Chess is a rich game with a millennium of history and more than two billion games played on just one online website! The centuries-old mind sport has evolved through time, and in the last five decades, it has truly transformed into a professional, viewer-friendly sport. Classic matches in professional chess have been masterclasses in tactical thinking, the art of outwitting your opponent, and strategy.
Here are seven of the most famous chess matches of all time:
The 19th Century
Lionel Kieseritzky – Adolf Anderssen, 1851 (The Immortal Game)
There are several notable chess games during the romantic age of chess, but one, in particular, stands out for being so brilliant that all other brilliance are called after it. We’re talking about the first Immortal Game, which took place in 1851 between Lionel Kieseritzky, a renowned French player, and Adolf “Attack, always attack!” Anderssen.
Count Isouard/Duke Karl – Paul Morphy, Paris 1858
Paul Morphy was a chess player from the United States. Many people considered him to be the greatest chess player of his day. Even Bobby Fischer, one of the best players of all time, included him in his top ten list.
Sadly, Morphy passed away before the first formal World Chess Championship in 1886. It would’ve been fascinating to see how he stacked up against Steinitz.
The 20th Century
José Raul Capablanca – Mikhail Botvinnik, Rotterdam 1938
The next match pits José Raul Capablanca against Mikhail Botvinnik, two of the best players of the twentieth century. The game, which took place at a tournament in 1938, pitted the best chess players of the time against one other.
From 1921 until 1927, Capablanca was the third World Chess Champion, and he was regarded as one of the world’s best players at the period. Many notable chess games have been left for us to appreciate and learn from.
Mikhail Botvinnik would win three World Chess Championships (1948–57, 1958–60, and 1961–63) and was best recognized for his decades as the head of the Soviet School of Chess.
He was far younger than Capablanca (more than 20 years), and he had a chance in the event to show that he could compete with Alekhine and Capablanca at this stage of his career.
Botvinnik’s classic games are a joy to go through move by move because his scientific method did not obscure the brilliance of his move choices.
Robert James Fischer – Donald Byrne, New York 1958
Donald Byrne, one of the best American chess players at that day, and Bobby Fischer, then 13 years old, played a game dubbed the “Game of the Century.”

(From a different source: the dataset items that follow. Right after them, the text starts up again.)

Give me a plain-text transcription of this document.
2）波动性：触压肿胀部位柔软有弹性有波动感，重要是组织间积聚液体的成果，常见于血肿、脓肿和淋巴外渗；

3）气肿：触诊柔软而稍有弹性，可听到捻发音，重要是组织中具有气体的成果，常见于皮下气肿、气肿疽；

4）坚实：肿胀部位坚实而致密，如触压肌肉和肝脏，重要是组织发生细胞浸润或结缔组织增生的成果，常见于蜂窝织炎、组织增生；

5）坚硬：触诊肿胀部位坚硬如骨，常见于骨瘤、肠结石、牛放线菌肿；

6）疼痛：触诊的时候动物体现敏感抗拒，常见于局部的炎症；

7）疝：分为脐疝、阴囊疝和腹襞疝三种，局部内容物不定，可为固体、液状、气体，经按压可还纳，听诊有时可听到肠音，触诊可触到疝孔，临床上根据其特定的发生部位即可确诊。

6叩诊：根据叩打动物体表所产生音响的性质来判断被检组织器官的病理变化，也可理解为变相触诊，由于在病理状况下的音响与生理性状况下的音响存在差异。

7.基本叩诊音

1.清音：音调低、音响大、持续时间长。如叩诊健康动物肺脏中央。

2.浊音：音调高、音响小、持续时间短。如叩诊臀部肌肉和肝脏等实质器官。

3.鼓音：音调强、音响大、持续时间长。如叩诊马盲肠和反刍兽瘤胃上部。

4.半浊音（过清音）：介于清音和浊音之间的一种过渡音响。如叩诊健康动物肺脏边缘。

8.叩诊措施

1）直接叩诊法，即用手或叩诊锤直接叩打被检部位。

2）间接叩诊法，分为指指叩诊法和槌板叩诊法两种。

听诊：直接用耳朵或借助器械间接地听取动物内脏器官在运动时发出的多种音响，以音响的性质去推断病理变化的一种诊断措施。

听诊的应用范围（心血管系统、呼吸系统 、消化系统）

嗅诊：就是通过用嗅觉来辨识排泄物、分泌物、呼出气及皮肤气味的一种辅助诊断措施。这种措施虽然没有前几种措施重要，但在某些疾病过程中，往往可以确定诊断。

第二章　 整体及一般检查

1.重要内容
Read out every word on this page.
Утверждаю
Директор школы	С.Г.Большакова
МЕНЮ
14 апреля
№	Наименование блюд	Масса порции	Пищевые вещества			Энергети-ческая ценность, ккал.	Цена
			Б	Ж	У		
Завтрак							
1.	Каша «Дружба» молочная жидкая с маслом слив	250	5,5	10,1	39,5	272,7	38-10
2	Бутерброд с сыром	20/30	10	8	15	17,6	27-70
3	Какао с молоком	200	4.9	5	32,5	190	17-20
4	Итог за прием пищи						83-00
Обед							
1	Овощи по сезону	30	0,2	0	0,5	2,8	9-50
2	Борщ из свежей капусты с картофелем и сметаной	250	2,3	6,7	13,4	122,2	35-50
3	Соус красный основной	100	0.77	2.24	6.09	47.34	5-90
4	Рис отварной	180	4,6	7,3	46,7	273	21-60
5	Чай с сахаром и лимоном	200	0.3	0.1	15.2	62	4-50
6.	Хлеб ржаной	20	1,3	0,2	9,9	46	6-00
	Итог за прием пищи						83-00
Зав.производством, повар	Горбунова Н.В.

Fischer made two stunning sacrifices in this legendary chess game, thoroughly crushing his 26-year-old opponent using the Grunfeld Defense.
Veselin Topalov (2640) – Anatoly Karpov (2740), Linares 1994
Anatoly Karpov is a master of positional play. In a game Karpov played in a good tournament in 1994 in Linares, the classic chess game occurred. Karpov won the competition with a perfect 11/13 score.
Furthermore, the list of players he left behind in the final standings is astonishing. To name a few, there’s Vladimir Kramnik, Garry Kasparov, Vishy Anand, Veselin Topalov, Boris Gelfand, Vassily Ivanchuk, Evgeny Bareev, and Alexei Shirov.
Veselin Topalov vs Garry Kasparov , Wijk aan Zee 1999 (Kasparov’s Immortal)
A compilation of the most famous chess games would be incomplete without Garry Kasparov, widely considered among the best chess players in world history.
Playing through his renowned chess games step by step is not only a great way to improve, but it’s also fun and educational.
Kasparov was one of fourteen players selected for the 1999 Wijk aan Zee tournament held in the Netherlands. Tata Steel Chess is the new moniker for this tournament. The competition was quite challenging! Greats like Topalov, Vassily Ivanchuk, Kramnik, Rustam Kasimdzhanov, Alexei Shirov, and Anand competed.
Garry Kasparov would eventually win with a magnificent 10/13 score. One game in particular, though, stood out. Kasparov’s Immortal quickly established itself as one of the best chess games ever played.
In round 4, the classic chess match between Topalov and Kasparov and took place. The Bulgarian Super GM was widely expected to put the chess world champion to the test. Kasparov, on the other hand, delivered a true masterwork.
The 21st Century
Vishy Anand – Magnus Carlsen, Bilbao 2012
The seventh and final game in this compilation of the world’s most famous chess games involves two of today’s greatest chess players: Vishy Anand and Magnus Carlsen.
Without their games, no study of the classics would’ve been complete.
From 2007 through 2013, India’s Vishy Anand was the undefeated World Champion. He defended his title against Boris Gelfand, Veselin Topalov, and Vladimir Kramnik, among others.
Magnus Carlsen, a teenage Norwegian, defeated defending World Champion Vishy Anand in a twelve-game match in 2013. Carlsen even won the game after ten games and was crowned World Chess Champion for the first time. Magnus Carlsen was able to defend his championship the following year in a match against Vishy Anand.
Magnus Carlsen and Vishy Anand played one of the most famous chess games a year from their first World Championship encounter. Both players competed in the Sao Paulo-Bilbao Master competition in 2012.